– Кит знает, что один кулек он должен увезти в школу.
– «Поздно! – вскричал страж».
– Ты портишь его, Майкл.
– Я? Ты так думаешь? Возможно. Но, наверное, не больше, чем он портит меня. Эй!.. А ведь я знаю этого мальчишку.
Майкл шагнул прямо к пастели, а у Флер с такой силой перехватило дыхание, что даже в ушах зашумело, и она притворилась, что щетка застряла в запутавшихся волосах. Но это же невозможно! Откуда мог знать его Майкл?
– Мы ее видели сегодня в галерее, – весело продолжал он, – какое совпадение, что ты решила купить ее.
– Да, действительно! – Что еще она могла сказать? Только когда же Майкл был там? Глупый вопрос: ясно, что прежде, чем она и аргентинец. – Я проходила мимо, возвращаясь от Эм, – сказала она. Легче всего солгать, не слишком отдаляясь от правды, и потом уж держаться этой лжи.
– Получилось, что мы с тобой сыграли в «Бокса-и-Кокса»[23]. – Майкл взял пастель в руки – из-за серебряной рамы она оказалась тяжелее, чем он думал. – Мы с Китом тоже решили навестить маму и по дороге зашли в галерею. Выбор был между двумя разновидностями погружения – в искусство или в водную стихию. Вообще-то наш сын и наследник, наверное, предпочел бы нырнуть в воду.
Теперь, вторично рассматривая пастель, Майкл понял, что она действительно хороша, много света, экспрессии, и к тому же была в ней, как это говорится, увлеченность, что ли?
– Гм, Джолион Форсайт хорошее имя для вызова духа на спиритический сеанс.
Флер продолжала работать щеткой.
– Он что, один из Старых Форсайтов?
Даже после девятнадцати лет тесного знакомства с семейной хроникой Форсайтов Флер часто приходилось разъяснять Майклу ее запутанный ход – оплошность, конечно, но человек не столь великодушный мог бы решить, что она умышленно что-то темнит.
– Нет, – невозмутимо ответила Флер, – он из следующего поколения папиного и Уинифрид.
– Еще жив?
– Умер несколько лет тому назад, кажется, так.
– Кит увидел имя и спросил меня, были ли картины этого художника в коллекции деда?
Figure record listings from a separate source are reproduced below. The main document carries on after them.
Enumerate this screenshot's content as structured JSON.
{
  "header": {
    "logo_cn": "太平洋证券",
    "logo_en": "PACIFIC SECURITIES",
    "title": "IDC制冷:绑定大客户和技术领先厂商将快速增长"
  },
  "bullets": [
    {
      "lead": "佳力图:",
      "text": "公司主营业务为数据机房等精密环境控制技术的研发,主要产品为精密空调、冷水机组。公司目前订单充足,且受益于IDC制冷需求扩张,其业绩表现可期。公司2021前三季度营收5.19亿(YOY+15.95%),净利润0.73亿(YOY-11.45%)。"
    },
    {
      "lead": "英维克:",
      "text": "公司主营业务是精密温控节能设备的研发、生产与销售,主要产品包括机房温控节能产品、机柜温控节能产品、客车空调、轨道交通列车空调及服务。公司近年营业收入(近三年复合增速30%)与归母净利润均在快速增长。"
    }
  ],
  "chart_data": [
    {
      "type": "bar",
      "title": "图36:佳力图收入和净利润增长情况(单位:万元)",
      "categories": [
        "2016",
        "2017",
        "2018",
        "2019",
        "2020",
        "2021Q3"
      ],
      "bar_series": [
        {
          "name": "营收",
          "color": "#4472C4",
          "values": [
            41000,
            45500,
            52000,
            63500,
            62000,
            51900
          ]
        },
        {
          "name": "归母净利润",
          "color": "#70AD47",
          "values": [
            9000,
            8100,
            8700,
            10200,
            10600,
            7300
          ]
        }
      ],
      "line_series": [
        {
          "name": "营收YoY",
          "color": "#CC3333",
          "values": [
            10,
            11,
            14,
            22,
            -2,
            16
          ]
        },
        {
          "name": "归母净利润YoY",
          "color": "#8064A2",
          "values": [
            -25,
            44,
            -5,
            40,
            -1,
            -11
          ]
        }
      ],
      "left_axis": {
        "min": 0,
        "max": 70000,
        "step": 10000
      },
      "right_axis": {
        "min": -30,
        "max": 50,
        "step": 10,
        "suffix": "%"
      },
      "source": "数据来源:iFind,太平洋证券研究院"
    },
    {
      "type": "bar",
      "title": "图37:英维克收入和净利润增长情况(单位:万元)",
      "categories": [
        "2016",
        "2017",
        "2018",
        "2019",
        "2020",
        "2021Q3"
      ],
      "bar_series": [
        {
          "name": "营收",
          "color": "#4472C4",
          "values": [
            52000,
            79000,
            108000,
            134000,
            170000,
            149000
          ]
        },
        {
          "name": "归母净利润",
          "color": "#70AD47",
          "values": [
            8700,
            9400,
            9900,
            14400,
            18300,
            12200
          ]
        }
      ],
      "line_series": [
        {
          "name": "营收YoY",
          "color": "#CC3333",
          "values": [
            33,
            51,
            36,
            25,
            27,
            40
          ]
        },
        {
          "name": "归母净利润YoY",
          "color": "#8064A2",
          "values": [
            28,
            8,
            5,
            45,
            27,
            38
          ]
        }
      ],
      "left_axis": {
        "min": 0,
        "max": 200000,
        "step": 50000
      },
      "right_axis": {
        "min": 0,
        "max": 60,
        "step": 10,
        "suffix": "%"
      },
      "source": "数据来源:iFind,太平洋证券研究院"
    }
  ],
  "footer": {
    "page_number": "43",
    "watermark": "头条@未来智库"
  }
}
Как ты думаешь, он будет понимать толк в живописи?
По причинам собственным и не перестававшим тревожить ее, Флер была убеждена, что картина прекрасна, одухотворенна, и, по-прежнему неправильно истолковывая слова мужа, ответила убежденно и совершенно спокойно:
– Я считаю, что мальчик нарисован довольно мило. Разве нет? Взгляни хотя бы на эту морщинку.
Развернув пакет, она только на нее и смотрела.
– Да, суть века Разума им хорошо ухвачена. Собственно, я имел в виду Кита. Он сделал несколько замечаний в галерее, из которых я заключил, что он может увлечься коллекционированием.
– Что ж, может, пойдет в папу.
Собственно говоря, к этому выводу как раз и пришел Майкл.
Сознавая, что она лишь усугубляет обман, Флер прибавила:
– Мальчик в своей матроске похож на Кита в детстве, тебе не кажется? Когда на него надевали матроску? Поэтому я и обратила внимание на этот портрет.
Помимо того, что у мальчика в серебряной раме были светлые волосы и глаза, как у их сына, Майкл не находил между ними большого сходства, разве что какое-то отдаленное, семейное, но он был готов поддержать ошибочное суждение пристрастной матери.
– Ну так кто же кого портит? – сказал он, целуя ее в лоб.
Он осторожно поставил пастель на стол среди прочих портретов, и при других жизненных обстоятельствах его наивность могла бы вызвать у Флер слезы. Волосы она довела до прямо-таки умопомрачительного блеска!
Поворачиваясь, чтобы пойти к себе в комнату, Майкл скинул пиджак и осмотрел его: моросивший дождь почти не оставил следов на тонкой шерстяной ткани. И тут же сердито ругнулся под нос – из внутреннего кармана выпал на ковер запечатанный, с марками, конверт. Письмо в газету! Весь день он собирался отправить его и вот, нате вам, принес обратно домой. Вот же растяпа! Но когда он подбирал конверт, ему пришло в голову, как загладить вину. Не так уж это сложно.